Dephasing of Local Vibrations in a Planar Lattice of Adsorbed Molecules
V. M. Rozenbaum, I. V. Kuzmenko

TL;DR
This paper models how low-frequency vibrations in a molecular lattice cause dephasing of high-frequency local vibrations, revealing that lateral interactions can narrow spectral lines, aligning with experimental observations.
Contribution
It introduces a Green's function approach to describe dephasing in a lattice of adsorbed molecules, accounting for anharmonic coupling and resonance effects.
Findings
Lateral interactions can significantly narrow high-frequency spectral lines.
Spectral line positions and widths depend on dispersion laws and mode lifetimes.
The model's predictions are consistent with experimental data.
Abstract
We investigate anharmonically coupled high- and low-frequency excitations in a planar lattice of adsorbed molecules interacting with phonons of a crystal.

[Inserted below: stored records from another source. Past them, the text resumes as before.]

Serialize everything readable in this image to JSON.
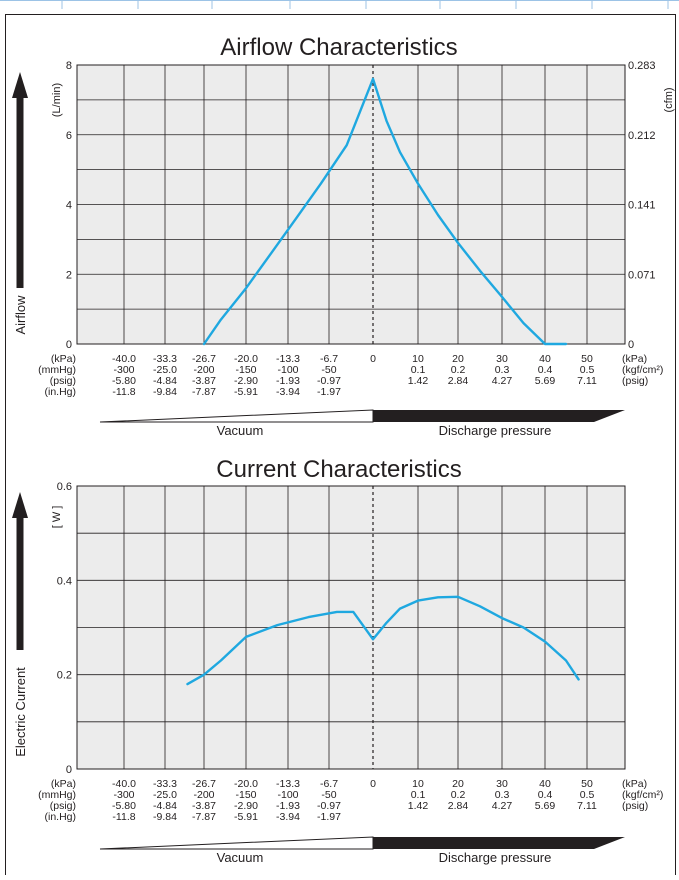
{
  "colors": {
    "curve": "#1fa8e0",
    "plot_bg": "#ececec",
    "grid": "#231f20",
    "arrow_dark": "#231f20",
    "arrow_light": "#ffffff"
  },
  "row_labels": [
    "(kPa)",
    "(mmHg)",
    "(psig)",
    "(in.Hg)"
  ],
  "right_row_labels": [
    "(kPa)",
    "(kgf/cm²)",
    "(psig)"
  ],
  "vacuum_columns": [
    [
      "-40.0",
      "-300",
      "-5.80",
      "-11.8"
    ],
    [
      "-33.3",
      "-25.0",
      "-4.84",
      "-9.84"
    ],
    [
      "-26.7",
      "-200",
      "-3.87",
      "-7.87"
    ],
    [
      "-20.0",
      "-150",
      "-2.90",
      "-5.91"
    ],
    [
      "-13.3",
      "-100",
      "-1.93",
      "-3.94"
    ],
    [
      "-6.7",
      "-50",
      "-0.97",
      "-1.97"
    ]
  ],
  "zero_label": "0",
  "pressure_columns": [
    [
      "10",
      "0.1",
      "1.42"
    ],
    [
      "20",
      "0.2",
      "2.84"
    ],
    [
      "30",
      "0.3",
      "4.27"
    ],
    [
      "40",
      "0.4",
      "5.69"
    ],
    [
      "50",
      "0.5",
      "7.11"
    ]
  ],
  "arrows": {
    "vacuum": "Vacuum",
    "discharge": "Discharge pressure"
  },
  "chart_data": [
    {
      "type": "line",
      "title": "Airflow Characteristics",
      "ylabel": "Airflow",
      "yunit": "(L/min)",
      "y2unit": "(cfm)",
      "xlim": [
        -40,
        50
      ],
      "ylim": [
        0,
        8
      ],
      "yticks": [
        "0",
        "2",
        "4",
        "6",
        "8"
      ],
      "y2ticks": [
        "0",
        "0.071",
        "0.141",
        "0.212",
        "0.283"
      ],
      "grid": true,
      "x": [
        -26.7,
        -24,
        -20,
        -16,
        -12,
        -8,
        -4,
        0,
        3,
        6,
        10,
        15,
        20,
        25,
        30,
        35,
        40,
        45
      ],
      "y": [
        0,
        0.7,
        1.6,
        2.6,
        3.6,
        4.6,
        5.7,
        7.6,
        6.4,
        5.5,
        4.6,
        3.7,
        2.9,
        2.1,
        1.35,
        0.6,
        0,
        0
      ]
    },
    {
      "type": "line",
      "title": "Current Characteristics",
      "ylabel": "Electric Current",
      "yunit": "[ W ]",
      "xlim": [
        -40,
        50
      ],
      "ylim": [
        0,
        0.6
      ],
      "yticks": [
        "0",
        "0.2",
        "0.4",
        "0.6"
      ],
      "grid": true,
      "x": [
        -29.5,
        -26.7,
        -24,
        -20,
        -15,
        -10,
        -5.5,
        -3,
        0,
        3,
        6,
        10,
        15,
        20,
        25,
        30,
        35,
        40,
        45,
        48
      ],
      "y": [
        0.18,
        0.2,
        0.23,
        0.28,
        0.305,
        0.322,
        0.333,
        0.333,
        0.275,
        0.31,
        0.34,
        0.357,
        0.364,
        0.365,
        0.345,
        0.32,
        0.3,
        0.27,
        0.23,
        0.19
      ]
    }
  ]
}
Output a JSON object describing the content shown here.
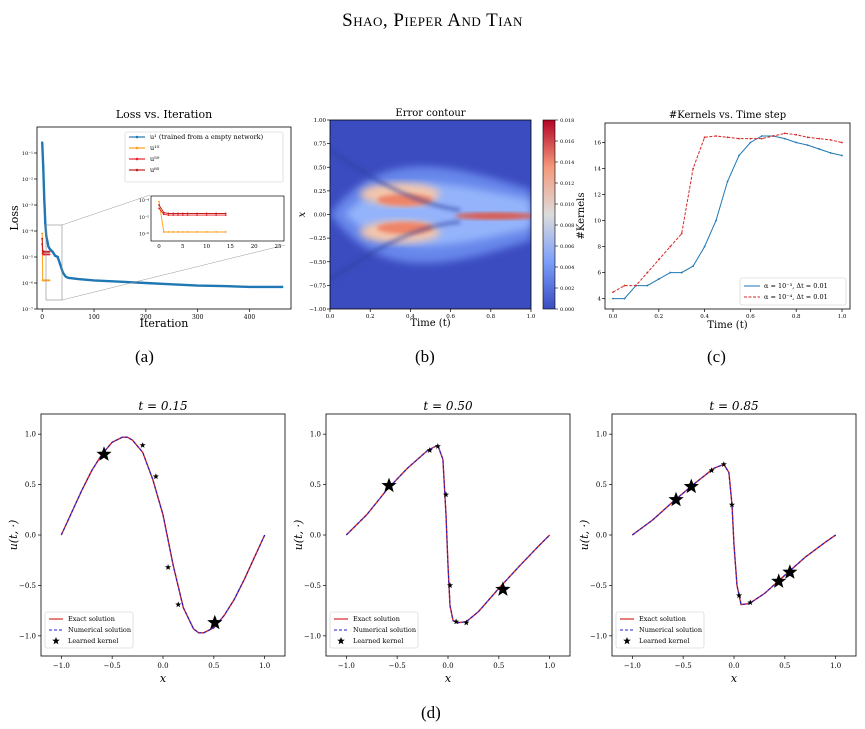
{
  "page": {
    "running_head": "Shao, Pieper And Tian",
    "labels": [
      "(a)",
      "(b)",
      "(c)",
      "(d)"
    ]
  },
  "chart_data": [
    {
      "type": "line",
      "title": "Loss vs. Iteration",
      "xlabel": "Iteration",
      "ylabel": "Loss",
      "yscale": "log",
      "xlim": [
        -10,
        480
      ],
      "ylim_exp": [
        -7,
        0
      ],
      "x_ticks": [
        "0",
        "100",
        "200",
        "300",
        "400"
      ],
      "y_ticks": [
        "10⁻⁷",
        "10⁻⁶",
        "10⁻⁵",
        "10⁻⁴",
        "10⁻³",
        "10⁻²",
        "10⁻¹"
      ],
      "series": [
        {
          "name": "u¹ (trained from a empty network)",
          "color": "#1f77b4",
          "x": [
            0,
            2,
            4,
            6,
            8,
            10,
            12,
            15,
            20,
            25,
            30,
            35,
            40,
            45,
            50,
            70,
            100,
            150,
            200,
            250,
            300,
            350,
            400,
            465
          ],
          "log10_y": [
            -0.6,
            -1.5,
            -2.8,
            -3.7,
            -4.2,
            -4.4,
            -4.6,
            -4.7,
            -4.8,
            -4.95,
            -5.0,
            -5.3,
            -5.6,
            -5.75,
            -5.8,
            -5.85,
            -5.9,
            -5.95,
            -6.0,
            -6.05,
            -6.1,
            -6.12,
            -6.15,
            -6.15
          ]
        },
        {
          "name": "u¹⁵",
          "color": "#ff9f1c",
          "x": [
            0,
            1,
            2,
            3,
            4,
            5,
            6,
            8,
            10,
            12,
            14
          ],
          "log10_y": [
            -4.1,
            -5.9,
            -5.9,
            -5.9,
            -5.9,
            -5.9,
            -5.9,
            -5.9,
            -5.9,
            -5.9,
            -5.9
          ]
        },
        {
          "name": "u⁵⁰",
          "color": "#e8202a",
          "x": [
            0,
            1,
            2,
            3,
            4,
            5,
            6,
            8,
            10,
            12,
            14
          ],
          "log10_y": [
            -4.5,
            -4.85,
            -4.9,
            -4.9,
            -4.9,
            -4.9,
            -4.9,
            -4.9,
            -4.9,
            -4.9,
            -4.9
          ]
        },
        {
          "name": "u⁸⁵",
          "color": "#c21f1f",
          "x": [
            0,
            1,
            2,
            3,
            4,
            5,
            6,
            8,
            10,
            12,
            14
          ],
          "log10_y": [
            -4.3,
            -4.75,
            -4.8,
            -4.8,
            -4.8,
            -4.8,
            -4.8,
            -4.8,
            -4.8,
            -4.8,
            -4.8
          ]
        }
      ],
      "inset": {
        "x_ticks": [
          "0",
          "5",
          "10",
          "15",
          "20",
          "25"
        ],
        "y_ticks": [
          "10⁻⁴",
          "10⁻⁵",
          "10⁻⁶"
        ]
      }
    },
    {
      "type": "heatmap",
      "title": "Error contour",
      "xlabel": "Time (t)",
      "ylabel": "x",
      "x_ticks": [
        "0.0",
        "0.2",
        "0.4",
        "0.6",
        "0.8",
        "1.0"
      ],
      "y_ticks": [
        "1.00",
        "0.75",
        "0.50",
        "0.25",
        "0.00",
        "−0.25",
        "−0.50",
        "−0.75",
        "−1.00"
      ],
      "colorbar_ticks": [
        "0.018",
        "0.016",
        "0.014",
        "0.012",
        "0.010",
        "0.008",
        "0.006",
        "0.004",
        "0.002",
        "0.000"
      ],
      "colorbar_range": [
        0,
        0.018
      ]
    },
    {
      "type": "line",
      "title": "#Kernels vs. Time step",
      "xlabel": "Time (t)",
      "ylabel": "#Kernels",
      "xlim": [
        0,
        1
      ],
      "ylim": [
        3.2,
        17.5
      ],
      "x_ticks": [
        "0.0",
        "0.2",
        "0.4",
        "0.6",
        "0.8",
        "1.0"
      ],
      "y_ticks": [
        "4",
        "6",
        "8",
        "10",
        "12",
        "14",
        "16"
      ],
      "series": [
        {
          "name": "α = 10⁻³, Δt = 0.01",
          "color": "#1f77b4",
          "x": [
            0,
            0.05,
            0.1,
            0.15,
            0.2,
            0.25,
            0.3,
            0.35,
            0.4,
            0.45,
            0.5,
            0.55,
            0.6,
            0.65,
            0.7,
            0.75,
            0.8,
            0.85,
            0.9,
            0.95,
            1.0
          ],
          "y": [
            4,
            4,
            5,
            5,
            5.5,
            6,
            6,
            6.5,
            8,
            10,
            13,
            15,
            16,
            16.5,
            16.5,
            16.3,
            16,
            15.8,
            15.5,
            15.2,
            15
          ]
        },
        {
          "name": "α = 10⁻⁴, Δt = 0.01",
          "color": "#d62728",
          "x": [
            0,
            0.05,
            0.1,
            0.15,
            0.2,
            0.25,
            0.3,
            0.35,
            0.4,
            0.45,
            0.5,
            0.55,
            0.6,
            0.65,
            0.7,
            0.75,
            0.8,
            0.85,
            0.9,
            0.95,
            1.0
          ],
          "y": [
            4.5,
            5,
            5,
            6,
            7,
            8,
            9,
            14,
            16.4,
            16.5,
            16.4,
            16.3,
            16.3,
            16.3,
            16.5,
            16.7,
            16.6,
            16.4,
            16.3,
            16.2,
            16
          ]
        }
      ]
    },
    {
      "type": "line",
      "title": "t = 0.15",
      "xlabel": "x",
      "ylabel": "u(t, ·)",
      "xlim": [
        -1.2,
        1.2
      ],
      "ylim": [
        -1.2,
        1.2
      ],
      "x_ticks": [
        "−1.0",
        "−0.5",
        "0.0",
        "0.5",
        "1.0"
      ],
      "y_ticks": [
        "1.0",
        "0.5",
        "0.0",
        "−0.5",
        "−1.0"
      ],
      "legend": [
        "Exact solution",
        "Numerical solution",
        "Learned kernel"
      ],
      "x": [
        -1.0,
        -0.9,
        -0.8,
        -0.7,
        -0.6,
        -0.5,
        -0.4,
        -0.35,
        -0.3,
        -0.2,
        -0.1,
        0.0,
        0.1,
        0.2,
        0.3,
        0.35,
        0.4,
        0.5,
        0.6,
        0.7,
        0.8,
        0.9,
        1.0
      ],
      "y": [
        0.0,
        0.22,
        0.44,
        0.64,
        0.8,
        0.92,
        0.97,
        0.97,
        0.94,
        0.82,
        0.55,
        0.2,
        -0.3,
        -0.72,
        -0.93,
        -0.97,
        -0.97,
        -0.92,
        -0.8,
        -0.64,
        -0.44,
        -0.22,
        0.0
      ],
      "kernels": [
        {
          "x": -0.58,
          "y": 0.8,
          "size": "large"
        },
        {
          "x": -0.2,
          "y": 0.89,
          "size": "small"
        },
        {
          "x": -0.07,
          "y": 0.58,
          "size": "small"
        },
        {
          "x": 0.05,
          "y": -0.32,
          "size": "small"
        },
        {
          "x": 0.15,
          "y": -0.69,
          "size": "small"
        },
        {
          "x": 0.51,
          "y": -0.87,
          "size": "large"
        }
      ]
    },
    {
      "type": "line",
      "title": "t = 0.50",
      "xlabel": "x",
      "ylabel": "u(t, ·)",
      "xlim": [
        -1.2,
        1.2
      ],
      "ylim": [
        -1.2,
        1.2
      ],
      "x_ticks": [
        "−1.0",
        "−0.5",
        "0.0",
        "0.5",
        "1.0"
      ],
      "y_ticks": [
        "1.0",
        "0.5",
        "0.0",
        "−0.5",
        "−1.0"
      ],
      "legend": [
        "Exact solution",
        "Numerical solution",
        "Learned kernel"
      ],
      "x": [
        -1.0,
        -0.8,
        -0.6,
        -0.4,
        -0.2,
        -0.1,
        -0.05,
        -0.02,
        0.0,
        0.02,
        0.05,
        0.1,
        0.18,
        0.3,
        0.5,
        0.7,
        0.9,
        1.0
      ],
      "y": [
        0.0,
        0.2,
        0.45,
        0.66,
        0.84,
        0.89,
        0.75,
        0.2,
        -0.3,
        -0.7,
        -0.85,
        -0.87,
        -0.86,
        -0.76,
        -0.53,
        -0.31,
        -0.1,
        0.0
      ],
      "kernels": [
        {
          "x": -0.58,
          "y": 0.49,
          "size": "large"
        },
        {
          "x": -0.18,
          "y": 0.84,
          "size": "small"
        },
        {
          "x": -0.1,
          "y": 0.88,
          "size": "small"
        },
        {
          "x": -0.02,
          "y": 0.4,
          "size": "small"
        },
        {
          "x": 0.02,
          "y": -0.5,
          "size": "small"
        },
        {
          "x": 0.08,
          "y": -0.86,
          "size": "small"
        },
        {
          "x": 0.18,
          "y": -0.87,
          "size": "small"
        },
        {
          "x": 0.54,
          "y": -0.54,
          "size": "large"
        }
      ]
    },
    {
      "type": "line",
      "title": "t = 0.85",
      "xlabel": "x",
      "ylabel": "u(t, ·)",
      "xlim": [
        -1.2,
        1.2
      ],
      "ylim": [
        -1.2,
        1.2
      ],
      "x_ticks": [
        "−1.0",
        "−0.5",
        "0.0",
        "0.5",
        "1.0"
      ],
      "y_ticks": [
        "1.0",
        "0.5",
        "0.0",
        "−0.5",
        "−1.0"
      ],
      "legend": [
        "Exact solution",
        "Numerical solution",
        "Learned kernel"
      ],
      "x": [
        -1.0,
        -0.8,
        -0.6,
        -0.4,
        -0.2,
        -0.1,
        -0.05,
        -0.02,
        0.0,
        0.03,
        0.07,
        0.15,
        0.3,
        0.5,
        0.7,
        0.9,
        1.0
      ],
      "y": [
        0.0,
        0.15,
        0.33,
        0.5,
        0.66,
        0.7,
        0.62,
        0.3,
        -0.1,
        -0.5,
        -0.69,
        -0.68,
        -0.58,
        -0.4,
        -0.22,
        -0.07,
        0.0
      ],
      "kernels": [
        {
          "x": -0.57,
          "y": 0.35,
          "size": "large"
        },
        {
          "x": -0.42,
          "y": 0.48,
          "size": "large"
        },
        {
          "x": -0.22,
          "y": 0.64,
          "size": "small"
        },
        {
          "x": -0.1,
          "y": 0.7,
          "size": "small"
        },
        {
          "x": -0.02,
          "y": 0.3,
          "size": "small"
        },
        {
          "x": 0.05,
          "y": -0.6,
          "size": "small"
        },
        {
          "x": 0.16,
          "y": -0.67,
          "size": "small"
        },
        {
          "x": 0.44,
          "y": -0.46,
          "size": "large"
        },
        {
          "x": 0.55,
          "y": -0.37,
          "size": "large"
        }
      ]
    }
  ]
}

Dephasing of high-frequency local vibrations by low-frequency resonance modes is described in terms of temperature Green's function. The equations obtained are solved, first, with a small ratio of the anharmonic coupling coefficient for high- and low-frequency modes to the resonance width, and second, in the low-temperature limit. High-frequency spectral line positions and widths depend on dispersion laws and resonance mode lifetimes. It is shown that lateral interactions of low-frequency modes of adsorbed molecules can lead to a significant narrowing of high-frequency spectral lines, which is consistent with experimental data.